躁うつ病ではなくでも、時間割を作ることは多くの人にとって、毎日の生活を楽にすると思います。でも、こういうと多くの人は反発します。私の彼女もそうです。「時間割に縛られて生きるのなんて嫌だ」「不自由な生活をしたくない」 でもね、時間割を決めるのは基本的に自分です(自分で作れない場合は誰かに作ってもらったり、誰かと一緒に作ってみてもいいと思いますが)。いや、この話は軽井沢の風越学園という今の日本を代表する最強な先生たちが作っちゃった最強な学校、しかも試行錯誤によって前進中!な学校の記事(見学者の記事だったかも)でも書かれていて、最強の国語の先生であるあすこま先生(この先生も私の師匠です)がTwitterに書いていたんですが、自由になるためにあえて不自由にも思えるルールを設けるということなんです。

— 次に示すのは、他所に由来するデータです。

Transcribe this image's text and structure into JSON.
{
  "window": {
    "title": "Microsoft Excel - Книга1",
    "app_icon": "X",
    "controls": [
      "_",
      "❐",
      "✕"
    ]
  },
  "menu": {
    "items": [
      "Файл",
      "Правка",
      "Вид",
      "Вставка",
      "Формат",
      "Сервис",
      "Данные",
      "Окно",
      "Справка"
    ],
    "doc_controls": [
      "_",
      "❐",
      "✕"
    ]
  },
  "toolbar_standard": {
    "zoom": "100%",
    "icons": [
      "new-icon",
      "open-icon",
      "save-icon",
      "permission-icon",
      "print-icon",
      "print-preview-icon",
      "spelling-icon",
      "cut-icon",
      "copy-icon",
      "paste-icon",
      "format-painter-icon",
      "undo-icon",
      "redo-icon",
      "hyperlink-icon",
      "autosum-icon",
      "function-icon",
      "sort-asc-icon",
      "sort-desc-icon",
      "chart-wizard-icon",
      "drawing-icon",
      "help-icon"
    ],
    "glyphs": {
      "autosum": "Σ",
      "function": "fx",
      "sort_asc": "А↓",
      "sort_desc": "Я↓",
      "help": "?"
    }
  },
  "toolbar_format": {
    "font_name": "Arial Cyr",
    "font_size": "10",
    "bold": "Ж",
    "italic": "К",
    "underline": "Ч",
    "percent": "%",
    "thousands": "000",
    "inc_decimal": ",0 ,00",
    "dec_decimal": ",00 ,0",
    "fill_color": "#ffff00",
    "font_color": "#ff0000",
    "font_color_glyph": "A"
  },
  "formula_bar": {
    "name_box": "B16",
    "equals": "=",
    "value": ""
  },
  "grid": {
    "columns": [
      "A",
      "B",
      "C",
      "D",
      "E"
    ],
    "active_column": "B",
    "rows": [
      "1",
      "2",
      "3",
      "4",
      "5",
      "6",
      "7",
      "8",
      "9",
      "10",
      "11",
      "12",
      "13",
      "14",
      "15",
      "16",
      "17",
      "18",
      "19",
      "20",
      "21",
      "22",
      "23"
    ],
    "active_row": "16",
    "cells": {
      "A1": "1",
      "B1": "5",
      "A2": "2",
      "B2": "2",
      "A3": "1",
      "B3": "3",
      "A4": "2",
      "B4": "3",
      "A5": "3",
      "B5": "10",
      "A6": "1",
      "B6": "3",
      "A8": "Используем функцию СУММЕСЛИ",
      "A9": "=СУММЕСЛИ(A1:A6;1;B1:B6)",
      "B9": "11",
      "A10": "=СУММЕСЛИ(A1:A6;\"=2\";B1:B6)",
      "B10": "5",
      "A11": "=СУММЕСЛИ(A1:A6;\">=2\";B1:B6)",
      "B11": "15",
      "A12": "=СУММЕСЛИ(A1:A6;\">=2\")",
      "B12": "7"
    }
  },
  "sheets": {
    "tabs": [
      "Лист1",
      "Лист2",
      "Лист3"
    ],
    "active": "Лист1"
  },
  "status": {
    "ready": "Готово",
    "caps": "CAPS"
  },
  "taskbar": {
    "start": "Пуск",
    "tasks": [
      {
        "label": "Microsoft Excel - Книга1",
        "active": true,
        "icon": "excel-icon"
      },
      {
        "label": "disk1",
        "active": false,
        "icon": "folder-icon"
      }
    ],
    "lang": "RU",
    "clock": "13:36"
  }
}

風越学園の話は、お昼休みのYoutube禁止でした。Youtube禁止というのは一見不自由です。ルールの強制です。でも、子供たちはYoutubeを見たくて見ているのではない、ただ単に受動的に流れてくるものを見させられており、そこに意思はない。むしろ資本主義の流れみたいのに飲まれているだけで、Youtubeを自由に見る子どもたちは不自由に陥っている、だからYoutube禁止によって自由になるのだという話で、私は膝を打ちました。聞けば簡単な話なんですが、でもこういうふうに最初に考えた人たちはすごい。
私たちの生活もそうです。本を読みたいなと思っていたのに、Twitterを見て終わってしまった。散歩に行きたいなと思っていたのに、漫画を読んでしまった。今日は夜たくさん本を読もうと思っていたのに、ついビールを飲んで眠くなってしまった(大人な例ですいません)。いやこれ、一見自由ですが、自分がやりたいことができていないという点で不自由です。ここで◯◯すれば、「ああいい一日だった!」って思えることができないで一日が終わる。これ、反省を生みます。で、坂口先生が言っていますね、反省禁止! 反省は、鬱にとって毒です。ああ、意志の弱い自分、ああ◯◯な自分・・・。こうならないための時間割なんです。
いや、たしかに、時間割を設定したからと言って、必ずしもそれどおりにできるわけではないし、やりたいことが全部できるわけではありません。でもね、結構気持ちいいです。いや、うまく説明できないんですけど、やってみるといいですよ。とにかく。わたし、緊急事態宣言中は在宅勤務でしたから、ほとんど時間割で動いていたんですが、かなり快調でした。機能性ディスペプシアという持病があるんですが、それも治っていました。出勤するようになって、時間割で動けなくなって、あっという間に病みました。本当です。私の緊急事態宣言中の時間割はこんな感じでした。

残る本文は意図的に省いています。